Question

$1\mathrm{gram}$ of a carbonate $\left({\mathrm{M}}_2{\mathrm{CO}}_3\right)$ on treatment with $\mathrm{excess}\mathrm{HCl}$ produces $0.01186\mathrm{moles}$ of ${\mathrm{CO}}_2$. The molar mass of ${\mathrm{M}}_2{\mathrm{CO}}_3$ in $\mathrm{g}{\mathrm{mol}}^{-1}$ is :

• A. $118.6$
• B. $11.86$
• C. $1186$
• D. $84.3$

Answer 1

The correct option is D

$84.3$

Explanation for the correct option:

Step 1: Given data:

Weight of ${\mathrm{M}}_2{\mathrm{CO}}_3$ is ${\mathrm{w}}_{{\mathrm{M}}_2{\mathrm{CO}}_3}=1\mathrm{gram}$

The number of moles of ${\mathrm{CO}}_2$ produced is ${\mathrm{n}}_{{\mathrm{CO}}_2}=0.01186\mathrm{moles}$.

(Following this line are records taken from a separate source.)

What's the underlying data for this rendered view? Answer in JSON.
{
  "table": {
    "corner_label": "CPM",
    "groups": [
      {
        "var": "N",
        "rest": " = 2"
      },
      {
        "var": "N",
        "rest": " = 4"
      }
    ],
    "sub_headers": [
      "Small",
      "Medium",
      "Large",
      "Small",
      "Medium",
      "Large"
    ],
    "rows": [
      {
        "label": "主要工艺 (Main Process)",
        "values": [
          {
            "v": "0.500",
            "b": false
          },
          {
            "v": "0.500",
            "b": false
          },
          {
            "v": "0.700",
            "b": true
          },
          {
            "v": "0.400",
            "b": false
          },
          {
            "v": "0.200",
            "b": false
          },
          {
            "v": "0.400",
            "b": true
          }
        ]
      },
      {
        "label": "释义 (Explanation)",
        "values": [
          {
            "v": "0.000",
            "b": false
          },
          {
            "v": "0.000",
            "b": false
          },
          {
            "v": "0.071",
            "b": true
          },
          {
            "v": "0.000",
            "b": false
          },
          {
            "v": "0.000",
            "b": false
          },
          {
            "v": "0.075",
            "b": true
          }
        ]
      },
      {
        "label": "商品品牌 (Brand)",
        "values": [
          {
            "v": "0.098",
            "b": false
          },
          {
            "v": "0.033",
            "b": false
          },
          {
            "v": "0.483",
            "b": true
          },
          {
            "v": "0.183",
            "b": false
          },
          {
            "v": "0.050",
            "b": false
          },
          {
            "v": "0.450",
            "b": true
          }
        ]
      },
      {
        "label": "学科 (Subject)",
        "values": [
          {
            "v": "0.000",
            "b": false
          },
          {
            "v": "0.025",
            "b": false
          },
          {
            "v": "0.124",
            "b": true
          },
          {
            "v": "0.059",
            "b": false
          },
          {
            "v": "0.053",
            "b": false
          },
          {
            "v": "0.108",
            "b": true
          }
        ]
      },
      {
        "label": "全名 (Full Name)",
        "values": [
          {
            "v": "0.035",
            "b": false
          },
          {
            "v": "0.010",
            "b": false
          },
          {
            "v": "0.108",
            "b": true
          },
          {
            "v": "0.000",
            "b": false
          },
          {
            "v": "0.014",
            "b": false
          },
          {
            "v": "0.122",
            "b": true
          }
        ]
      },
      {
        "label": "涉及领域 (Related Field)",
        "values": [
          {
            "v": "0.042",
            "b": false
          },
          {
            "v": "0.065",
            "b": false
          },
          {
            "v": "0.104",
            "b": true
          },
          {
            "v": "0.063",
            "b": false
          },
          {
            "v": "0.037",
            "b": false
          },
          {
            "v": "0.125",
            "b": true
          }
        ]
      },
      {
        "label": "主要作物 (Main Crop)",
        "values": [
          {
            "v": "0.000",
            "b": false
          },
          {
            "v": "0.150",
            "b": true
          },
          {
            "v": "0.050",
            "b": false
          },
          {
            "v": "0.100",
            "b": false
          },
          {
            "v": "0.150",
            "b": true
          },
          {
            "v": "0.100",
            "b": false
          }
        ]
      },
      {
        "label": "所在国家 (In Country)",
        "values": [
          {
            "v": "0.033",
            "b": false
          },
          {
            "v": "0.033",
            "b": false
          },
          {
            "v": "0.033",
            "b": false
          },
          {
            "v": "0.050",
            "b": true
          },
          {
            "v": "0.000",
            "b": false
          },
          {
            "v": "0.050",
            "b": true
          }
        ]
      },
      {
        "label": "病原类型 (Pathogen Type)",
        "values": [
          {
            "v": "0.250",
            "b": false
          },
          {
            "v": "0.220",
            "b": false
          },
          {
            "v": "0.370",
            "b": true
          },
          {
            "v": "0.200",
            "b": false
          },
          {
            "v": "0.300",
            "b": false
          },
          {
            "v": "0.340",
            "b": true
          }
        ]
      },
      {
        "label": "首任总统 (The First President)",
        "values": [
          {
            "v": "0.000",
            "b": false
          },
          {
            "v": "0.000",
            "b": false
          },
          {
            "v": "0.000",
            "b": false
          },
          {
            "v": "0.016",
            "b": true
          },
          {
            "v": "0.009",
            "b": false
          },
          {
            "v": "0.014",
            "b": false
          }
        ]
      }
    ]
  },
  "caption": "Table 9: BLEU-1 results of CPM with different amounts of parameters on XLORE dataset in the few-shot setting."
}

Step 2: Find the number of moles of the unknown compound ${\mathbf{M}}_{\mathbf{2}}{\mathbf{CO}}_{\mathbf{3}}$:

${\mathrm{M}}_2{\mathrm{CO}}_3$ on reaction with $\mathrm{excess}\mathrm{HCl}$ gives ${\mathrm{CO}}_2$ gas

The balanced equation can be written as:

${\mathrm{M}}_2{\mathrm{CO}}_3+2\mathrm{HCl}\to 2\mathrm{MCl}+{\mathrm{H}}_2\mathrm{O}+{\mathrm{CO}}_2$

From the above balanced equation,

$$\begin{gathered} \mathrm{Number}\mathrm{of}\mathrm{moles}\mathrm{of}{\mathrm{M}}_2{\mathrm{CO}}_3=\mathrm{Number}\mathrm{of}\mathrm{moles}\mathrm{of}{\mathrm{CO}}_2 \\ \Rightarrow \mathrm{Number}\mathrm{of}\mathrm{moles}\mathrm{of}{\mathrm{M}}_2{\mathrm{CO}}_3=0.01186\mathrm{moles} \end{gathered}$$

Step 3: Find the molar mass of an unknown compound ${\mathbf{M}}_{\mathbf{2}}{\mathbf{CO}}_{\mathbf{3}}$:

$$\begin{gathered} \mathrm{Molar}\mathrm{mass}\mathrm{of}{\mathrm{M}}_2{\mathrm{CO}}_3=\frac{\mathrm{Weight}\mathrm{of}{\mathrm{M}}_2{\mathrm{CO}}_3}{\mathrm{Number}\mathrm{of}\mathrm{moles}\mathrm{of}{\mathrm{M}}_2{\mathrm{CO}}_3} \\ =\frac{1\mathrm{g}}{0.01186\mathrm{mol}} \\ =84.3\mathrm{g}{\mathrm{mol}}^{-1} \end{gathered}$$

Hence, option D is correct. The Molar mass of the unknown compound ${\mathbf{M}}_{\mathbf{2}}{\mathbf{CO}}_{\mathbf{3}}$ is $\mathbf{84}\mathbf{.}\mathbf{3}\mathbf{}\mathbf{g}\mathbf{}{\mathbf{mol}}^{\mathbf{-}\mathbf{1}}$.